Kursi Kedua Akademi - Chapter 87
Bab 87: Liburan Musim Dingin (3)
Jadwal: 5 kali seminggu, Rabu-Minggu
Kriuk. Kriuk.
Saya sedang dalam perjalanan ke perpustakaan untuk mengambil beberapa bahan bacaan.
Salju yang baru saja turun di tanah terkompresi dengan suara gemerisik lembut di bawah kakiku.
Karena sedang liburan, akademi itu sepi, hanya jejak langkahku yang terlihat di atas salju yang masih bersih.

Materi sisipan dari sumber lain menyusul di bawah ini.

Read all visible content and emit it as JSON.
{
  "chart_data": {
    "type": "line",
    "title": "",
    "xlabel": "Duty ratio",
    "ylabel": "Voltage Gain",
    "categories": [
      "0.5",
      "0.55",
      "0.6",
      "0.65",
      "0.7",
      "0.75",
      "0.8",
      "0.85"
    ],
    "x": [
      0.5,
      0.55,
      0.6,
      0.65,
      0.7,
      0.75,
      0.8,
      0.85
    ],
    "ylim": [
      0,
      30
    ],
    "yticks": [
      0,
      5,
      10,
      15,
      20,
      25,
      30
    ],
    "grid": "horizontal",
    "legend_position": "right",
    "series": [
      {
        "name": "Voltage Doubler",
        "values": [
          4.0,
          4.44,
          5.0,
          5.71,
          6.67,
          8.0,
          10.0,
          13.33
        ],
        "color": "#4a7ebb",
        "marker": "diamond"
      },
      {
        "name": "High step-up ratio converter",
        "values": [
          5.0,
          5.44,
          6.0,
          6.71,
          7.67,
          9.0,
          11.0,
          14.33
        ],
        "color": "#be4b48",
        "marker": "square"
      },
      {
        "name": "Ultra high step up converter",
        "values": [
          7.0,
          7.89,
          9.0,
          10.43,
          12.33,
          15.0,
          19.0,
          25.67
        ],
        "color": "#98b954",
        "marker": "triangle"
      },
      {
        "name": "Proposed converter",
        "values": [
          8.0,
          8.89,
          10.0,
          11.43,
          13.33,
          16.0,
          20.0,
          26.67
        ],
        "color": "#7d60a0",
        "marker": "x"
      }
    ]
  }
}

Tenggelam dalam pikiran, aku menunduk.
Sambil membungkuk, saya meraih ke bawah dan mengambil segenggam salju.
“Udaranya dingin.”
Dengan tangan saya, saya membentuk salju menjadi bola yang sempurna.
“Hmm…”
Sambil menatap bola salju bundar itu, aku mengambil keputusan.
Hari ini, mari kita bersenang-senang.
—
Terjemahan Raei
—
Dengan langkah riang, aku mendekati Rie dan Luna.
Mengesampingkan tugas-tugas yang semula telah saya rencanakan, saya langsung mengerjakannya.
Namun, respons yang saya terima tidak seperti yang saya duga.
“…Aku tidak mau, udaranya dingin.”
“Hehe… Rudy, apakah kamu masih anak-anak?”
“…Hah?”
Respons mereka membuatku terkejut.
“Kalian… tidak pernah bermain lempar bola salju?”
Selama dua minggu terakhir, keduanya sangat fokus, tidak melakukan apa pun selain penelitian.
Meskipun saya sesekali keluar untuk melakukan aktivitas fisik, kedua anak ini hampir tidak bergerak sama sekali.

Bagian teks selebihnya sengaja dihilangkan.